Un Festin neuchâtelois tout en délicatesses

L’incontournable saucisson IGP.

Un Festin neuchâtelois tout en délicatesses

Le formidable succès du festin du millénaire de la ville de Neuchâtel en septembre 2011 a incité GastroNeuchâtel à réitérer l’événement en organisant tous les deux ans un festin neuchâtelois élargi à tout le canton. La troisième édition se tenait le dimanche 8 mars et une fois de plus, le succès était au rendez-vous. 
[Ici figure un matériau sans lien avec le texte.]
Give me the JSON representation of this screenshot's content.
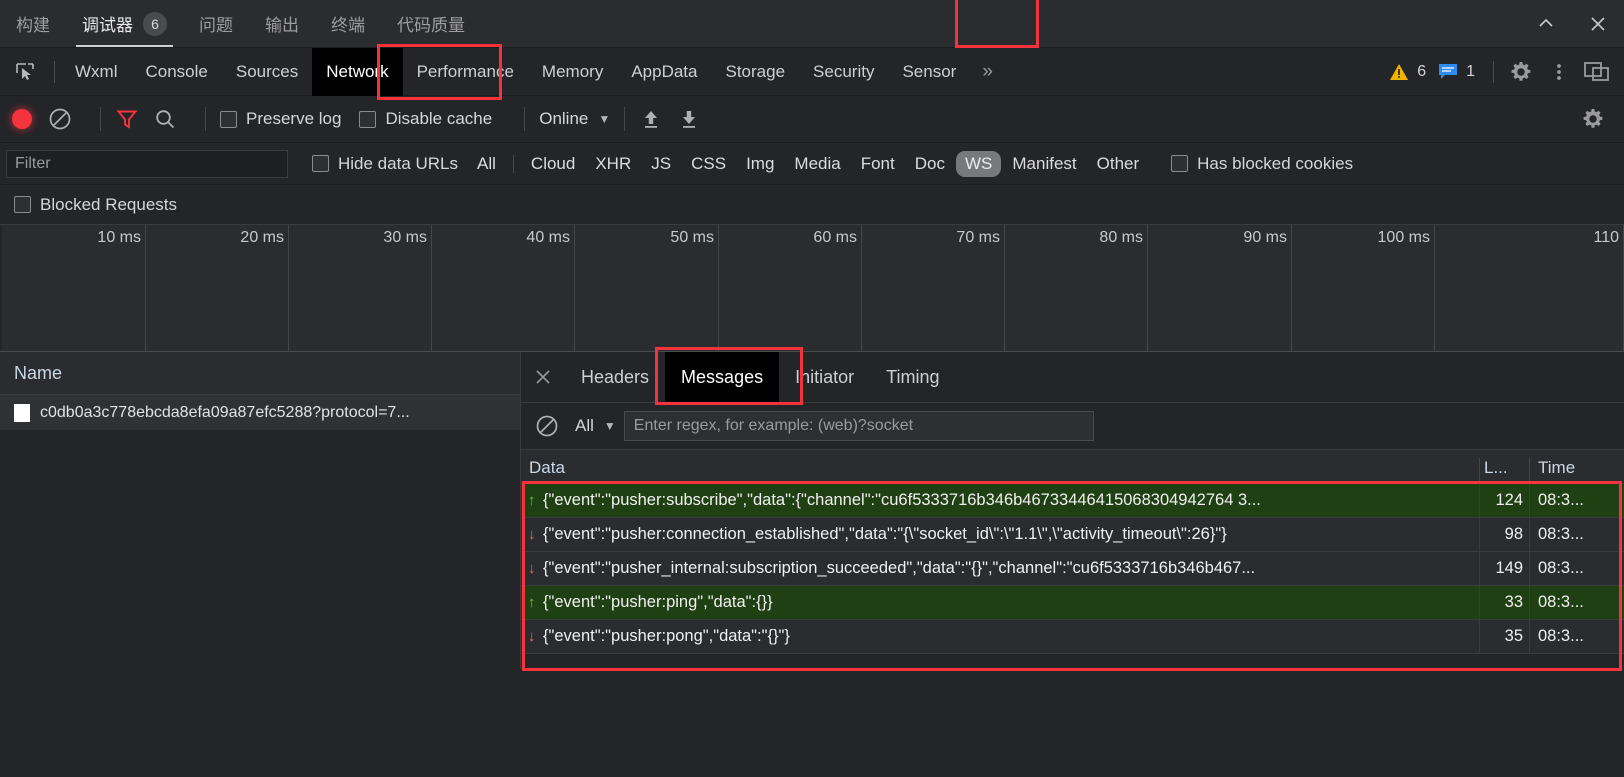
{
  "ide": {
    "tabs": [
      {
        "label": "构建",
        "active": false,
        "badge": null
      },
      {
        "label": "调试器",
        "active": true,
        "badge": "6"
      },
      {
        "label": "问题",
        "active": false,
        "badge": null
      },
      {
        "label": "输出",
        "active": false,
        "badge": null
      },
      {
        "label": "终端",
        "active": false,
        "badge": null
      },
      {
        "label": "代码质量",
        "active": false,
        "badge": null
      }
    ],
    "window_controls": {
      "minimize": "⌃",
      "close": "✕"
    }
  },
  "devtools": {
    "inspect_icon": "inspect-element-icon",
    "tabs": [
      {
        "label": "Wxml",
        "active": false
      },
      {
        "label": "Console",
        "active": false
      },
      {
        "label": "Sources",
        "active": false
      },
      {
        "label": "Network",
        "active": true
      },
      {
        "label": "Performance",
        "active": false
      },
      {
        "label": "Memory",
        "active": false
      },
      {
        "label": "AppData",
        "active": false
      },
      {
        "label": "Storage",
        "active": false
      },
      {
        "label": "Security",
        "active": false
      },
      {
        "label": "Sensor",
        "active": false
      }
    ],
    "more_label": "»",
    "warning_count": "6",
    "message_count": "1",
    "settings_icon": "gear-icon",
    "kebab_icon": "more-vertical-icon",
    "dock_icon": "dock-side-icon"
  },
  "network_toolbar": {
    "record_label": "record-button",
    "clear_label": "clear-button",
    "filter_icon": "funnel-icon",
    "search_icon": "search-icon",
    "preserve_log": "Preserve log",
    "disable_cache": "Disable cache",
    "throttle_value": "Online",
    "import_icon": "upload-har-icon",
    "export_icon": "download-har-icon",
    "settings_icon": "gear-icon"
  },
  "filter_row": {
    "filter_placeholder": "Filter",
    "filter_value": "",
    "hide_data_urls": "Hide data URLs",
    "types": [
      {
        "label": "All",
        "selected": false
      },
      {
        "label": "Cloud",
        "selected": false
      },
      {
        "label": "XHR",
        "selected": false
      },
      {
        "label": "JS",
        "selected": false
      },
      {
        "label": "CSS",
        "selected": false
      },
      {
        "label": "Img",
        "selected": false
      },
      {
        "label": "Media",
        "selected": false
      },
      {
        "label": "Font",
        "selected": false
      },
      {
        "label": "Doc",
        "selected": false
      },
      {
        "label": "WS",
        "selected": true
      },
      {
        "label": "Manifest",
        "selected": false
      },
      {
        "label": "Other",
        "selected": false
      }
    ],
    "has_blocked_cookies": "Has blocked cookies",
    "blocked_requests": "Blocked Requests"
  },
  "timeline": {
    "ticks": [
      "10 ms",
      "20 ms",
      "30 ms",
      "40 ms",
      "50 ms",
      "60 ms",
      "70 ms",
      "80 ms",
      "90 ms",
      "100 ms",
      "110"
    ]
  },
  "requests": {
    "column_name": "Name",
    "rows": [
      {
        "name": "c0db0a3c778ebcda8efa09a87efc5288?protocol=7..."
      }
    ]
  },
  "detail": {
    "close_icon": "close-icon",
    "tabs": [
      {
        "label": "Headers",
        "active": false
      },
      {
        "label": "Messages",
        "active": true
      },
      {
        "label": "Initiator",
        "active": false
      },
      {
        "label": "Timing",
        "active": false
      }
    ],
    "message_toolbar": {
      "clear_icon": "clear-messages-icon",
      "filter_value": "All",
      "regex_placeholder": "Enter regex, for example: (web)?socket",
      "regex_value": ""
    },
    "messages": {
      "columns": [
        "Data",
        "L...",
        "Time"
      ],
      "rows": [
        {
          "direction": "sent",
          "arrow": "↑",
          "data": "{\"event\":\"pusher:subscribe\",\"data\":{\"channel\":\"cu6f5333716b346b46733446415068304942764 3...",
          "length": "124",
          "time": "08:3..."
        },
        {
          "direction": "received",
          "arrow": "↓",
          "data": "{\"event\":\"pusher:connection_established\",\"data\":\"{\\\"socket_id\\\":\\\"1.1\\\",\\\"activity_timeout\\\":26}\"}",
          "length": "98",
          "time": "08:3..."
        },
        {
          "direction": "received",
          "arrow": "↓",
          "data": "{\"event\":\"pusher_internal:subscription_succeeded\",\"data\":\"{}\",\"channel\":\"cu6f5333716b346b467...",
          "length": "149",
          "time": "08:3..."
        },
        {
          "direction": "sent",
          "arrow": "↑",
          "data": "{\"event\":\"pusher:ping\",\"data\":{}}",
          "length": "33",
          "time": "08:3..."
        },
        {
          "direction": "received",
          "arrow": "↓",
          "data": "{\"event\":\"pusher:pong\",\"data\":\"{}\"}",
          "length": "35",
          "time": "08:3..."
        }
      ]
    }
  },
  "colors": {
    "annotation": "#f4333d",
    "sent_row_bg": "#1f4012",
    "selected_filter_bg": "#78797d",
    "record_red": "#f4333d"
  }
}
Plus de 800 personnes ont dégusté le menu du festin neuchâtelois parmi lesquelles on dénombrait une dizaine de parlementaires fédéraux ainsi que plusieurs conseillers d’Etat du canton de Neuchâtel mais également d’autres régions de Suisse.
Alors que les deux précédentes éditions se tenaient en septembre, les organisateurs ont préféré retenir une date début mars pour organiser leur festin neuchâtelois. Trop d’événements ont lieu à la fin de l’été alors que la fin de l’hiver est plus calme. Pour cette troisième édition, 12 établissements répartis dans tout le canton s’étaient inscrits et proposaient chacun un menu de 12 plats en quatre services composés uniquement de mets faits maison et réalisés à base de produits du terroir. Cette année, le menu se composait pour le premier service de bondelle fumée du lac et de gelée de pied de veau à la lie. 
Pour la première partie du deuxième service, un poisson du lac à la neuchâteloise et pour la seconde partie, un pot au feu et son bouillon à la moelle et un saucisson neuchâtelois IGP sur pétcha étaient proposés. Pour le troisième service c’est un agneau neuchâtelois aux légumes du marché et tourte aux poireaux qui régalait les convives tandis que le quatrième service de décomposait en deux parties, la première proposait gruyère AOP, Bleuchâtel, Britchon, tomme neuchâteloise et bricelets salés et la seconde, les desserts, déclinait délice Philippe Suchard, parfait glacé et crème bachique au non filtré. Pour terminer, bricelets sucrés et mignardises des confiseurs étaient servis avec le café. Les chefs pouvaient également rajouter leurs propres spécialités de leur création.
Le service effectué sur plats plutôt que sur assiettes favorisait la convivialité et l’ambiance chaleureuse à de grandes tables d’hôtes.

Terroir et slow-dating
L’organisation cherche ainsi à promouvoir le canton et sa gastronomie sous la devise «Emotion et savoir-faire». Outre les repas du festin proposés, six marchés de district proposaient au public, produits du terroir et spécialités locales contribuant ainsi à faire de cette journée une vraie fête populaire. Chaque participant, restaurateurs ou exposants s’engage à  respecter la charte du festin neuchâtelois qui précise en huit points les objectifs et la philosophie de la manifestation.
Pour cette édition, quatre établissements proposaient un slow dating. Des tables étaient réservées aux célibataires selon leurs tranches d’âges pour qu’ils puissent faire connaissance tout au long du repas. C’est le community manager, Bertil Suter qui en a eu l’idée. Célibataire lui-même, il souhaitait être accompagné d’une femme qui partage les mêmes centres d’intérêts et en particulier la gastronomie.

Un événement familial et populaire qui attire toutes les générations puisque la plus jeunes des participants avait six ans tandis que, accompagnée des siens, une grand-mère était venue fêter ses 92 printemps.  Fort de cette réussite, le prochain rendez-vous est déjà fixé au dimanche 13 mars 2016.